Lo spunto è quello dell’inchiesta che ha svelato contatti tra politica e ‘ndrangheta in Valle d’Aosta, travolgendo la giunta regionale. Ma l’intervista rilasciata a La Stampa dal procuratore nazionale antimafia Federico Cafiero de Raho affronta più in generale il tema del rapporto tra gli eletti e i clan calabresi, individuando un “modello” di infiltrazione ormai consolidato. E, oltre ad esso, anticorpi che non bastano e orecchie che non ascoltano.
«Ovunque abbia cominciato a radicarsi e a espandersi la ‘ndrangheta ha cercato di stabilire legami con la politica, le istituzioni e l’economia – spiega de Raho –. È il suo metodo: rodato, sperimentato prima in Calabria ed esportato al Centro e Nord Italia attraverso un’evoluzione che l’ha portata a diventare borghesia mafiosa invisibile e conveniente.

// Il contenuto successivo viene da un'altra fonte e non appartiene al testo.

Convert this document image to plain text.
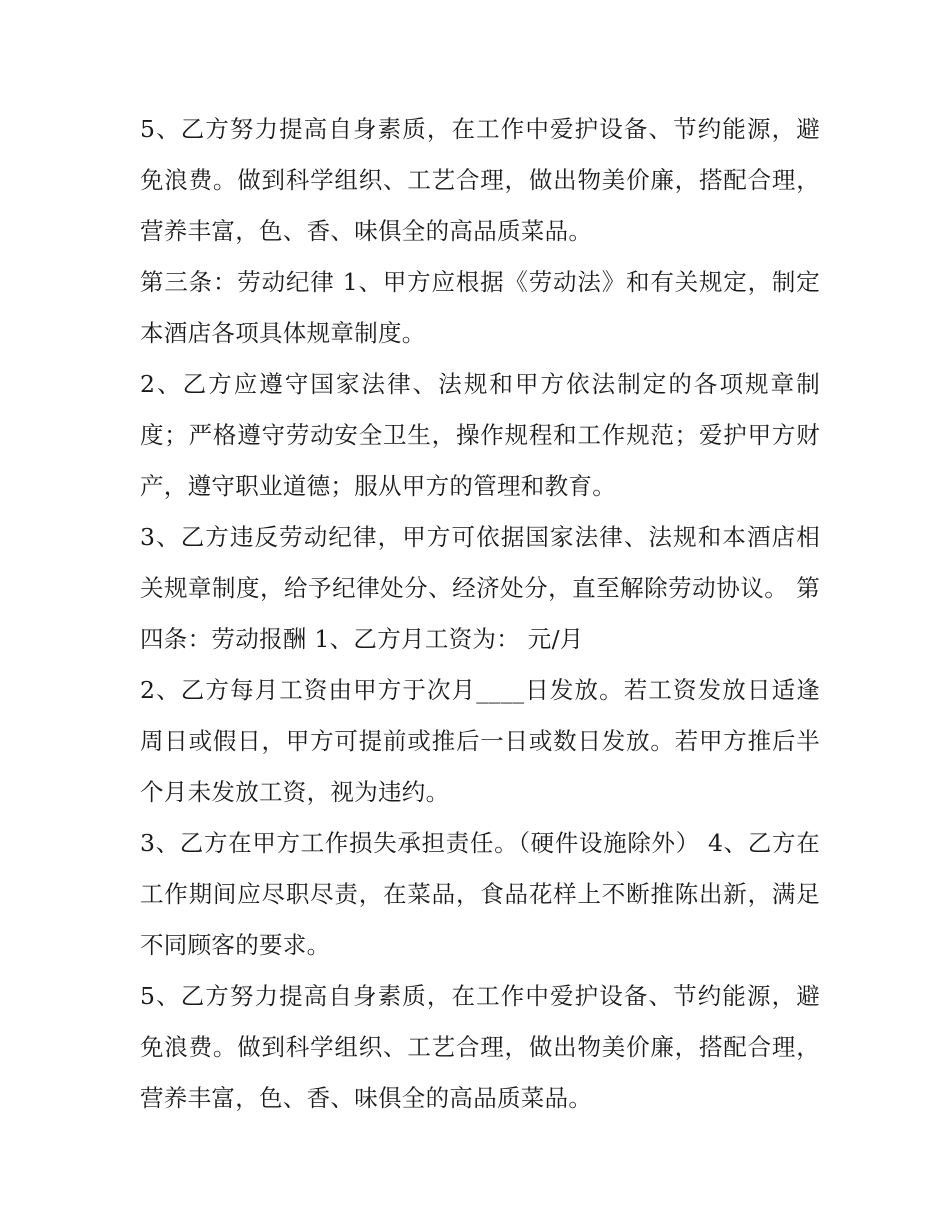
5、乙方努力提高自身素质，在工作中爱护设备、节约能源，避免浪费。做到科学组织、工艺合理，做出物美价廉，搭配合理，营养丰富，色、香、味俱全的高品质菜品。

第三条：劳动纪律 1、甲方应根据《劳动法》和有关规定，制定本酒店各项具体规章制度。

2、乙方应遵守国家法律、法规和甲方依法制定的各项规章制度；严格遵守劳动安全卫生，操作规程和工作规范；爱护甲方财产，遵守职业道德；服从甲方的管理和教育。

3、乙方违反劳动纪律，甲方可依据国家法律、法规和本酒店相关规章制度，给予纪律处分、经济处分，直至解除劳动协议。 第四条：劳动报酬 1、乙方月工资为： 元/月

2、乙方每月工资由甲方于次月____日发放。若工资发放日适逢周日或假日，甲方可提前或推后一日或数日发放。若甲方推后半个月未发放工资，视为违约。

3、乙方在甲方工作损失承担责任。（硬件设施除外） 4、乙方在工作期间应尽职尽责，在菜品，食品花样上不断推陈出新，满足不同顾客的要求。

5、乙方努力提高自身素质，在工作中爱护设备、节约能源，避免浪费。做到科学组织、工艺合理，做出物美价廉，搭配合理，营养丰富，色、香、味俱全的高品质菜品。
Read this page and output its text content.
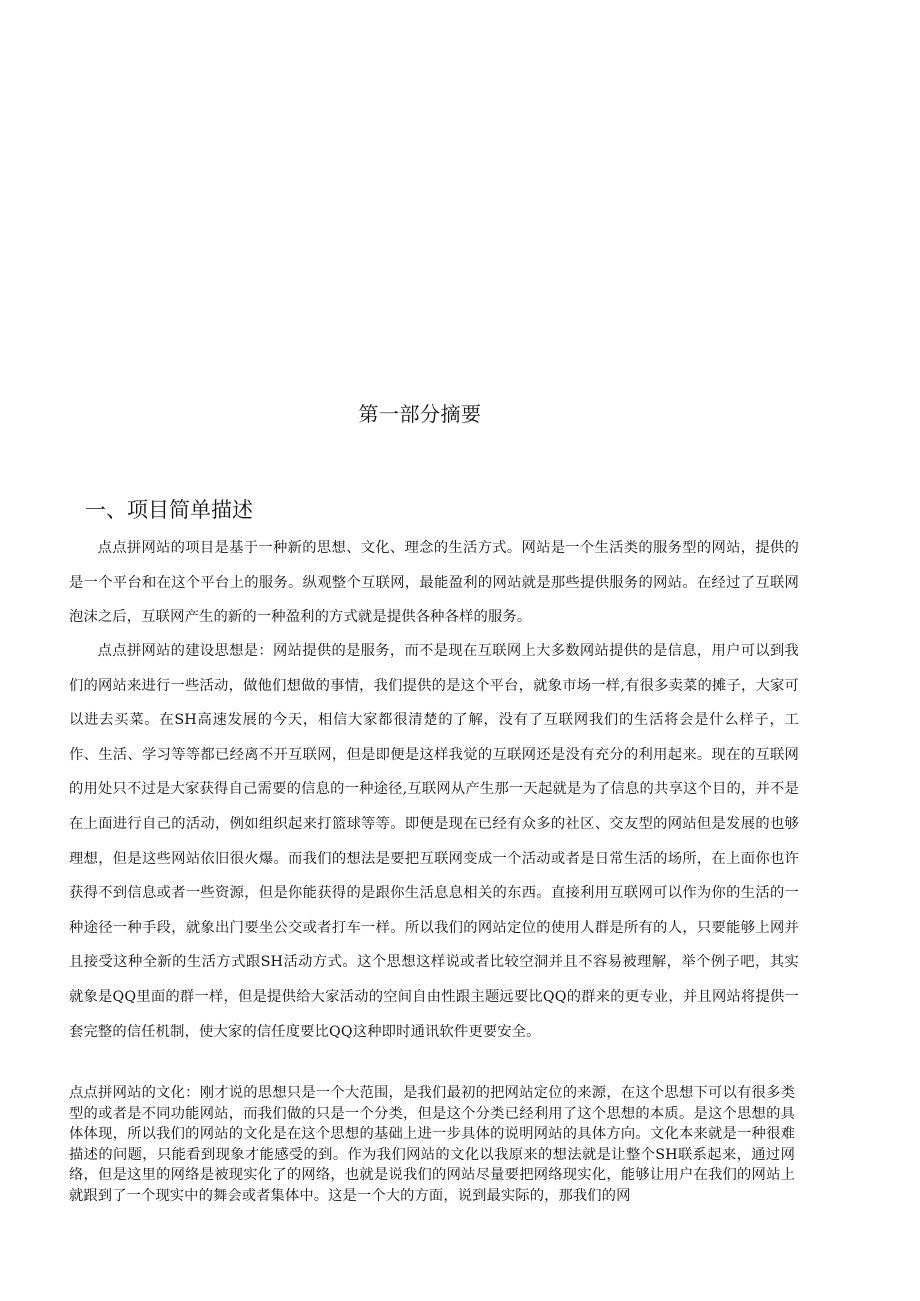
第一部分摘要
一、项目简单描述

点点拼网站的项目是基于一种新的思想、文化、理念的生活方式。网站是一个生活类的服务型的网站，提供的是一个平台和在这个平台上的服务。纵观整个互联网，最能盈利的网站就是那些提供服务的网站。在经过了互联网泡沫之后，互联网产生的新的一种盈利的方式就是提供各种各样的服务。

点点拼网站的建设思想是：网站提供的是服务，而不是现在互联网上大多数网站提供的是信息，用户可以到我们的网站来进行一些活动，做他们想做的事情，我们提供的是这个平台，就象市场一样,有很多卖菜的摊子，大家可以进去买菜。在SH高速发展的今天，相信大家都很清楚的了解，没有了互联网我们的生活将会是什么样子，工作、生活、学习等等都已经离不开互联网，但是即便是这样我觉的互联网还是没有充分的利用起来。现在的互联网的用处只不过是大家获得自己需要的信息的一种途径,互联网从产生那一天起就是为了信息的共享这个目的，并不是在上面进行自己的活动，例如组织起来打篮球等等。即便是现在已经有众多的社区、交友型的网站但是发展的也够理想，但是这些网站依旧很火爆。而我们的想法是要把互联网变成一个活动或者是日常生活的场所，在上面你也许获得不到信息或者一些资源，但是你能获得的是跟你生活息息相关的东西。直接利用互联网可以作为你的生活的一种途径一种手段，就象出门要坐公交或者打车一样。所以我们的网站定位的使用人群是所有的人，只要能够上网并且接受这种全新的生活方式跟SH活动方式。这个思想这样说或者比较空洞并且不容易被理解，举个例子吧，其实就象是QQ里面的群一样，但是提供给大家活动的空间自由性跟主题远要比QQ的群来的更专业，并且网站将提供一套完整的信任机制，使大家的信任度要比QQ这种即时通讯软件更要安全。

点点拼网站的文化：刚才说的思想只是一个大范围，是我们最初的把网站定位的来源，在这个思想下可以有很多类型的或者是不同功能网站，而我们做的只是一个分类，但是这个分类已经利用了这个思想的本质。是这个思想的具体体现，所以我们的网站的文化是在这个思想的基础上进一步具体的说明网站的具体方向。文化本来就是一种很难描述的问题，只能看到现象才能感受的到。作为我们网站的文化以我原来的想法就是让整个SH联系起来，通过网络，但是这里的网络是被现实化了的网络，也就是说我们的网站尽量要把网络现实化，能够让用户在我们的网站上就跟到了一个现实中的舞会或者集体中。这是一个大的方面，说到最实际的，那我们的网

Certa politica cosi non si vergogna più di andarci a braccetto».
L’ex procuratore di Reggio Calabria sottolinea come le tante emergenze nel rapporto mafia-politica dimostrino che «non ci sia, da parte di nessuno, l’esigenza di contrastare questa mafia: altrimenti fatti del genere non si ripeterebbero». E che «di fronte agli allarmi lanciati non vi sia orecchio disponibile».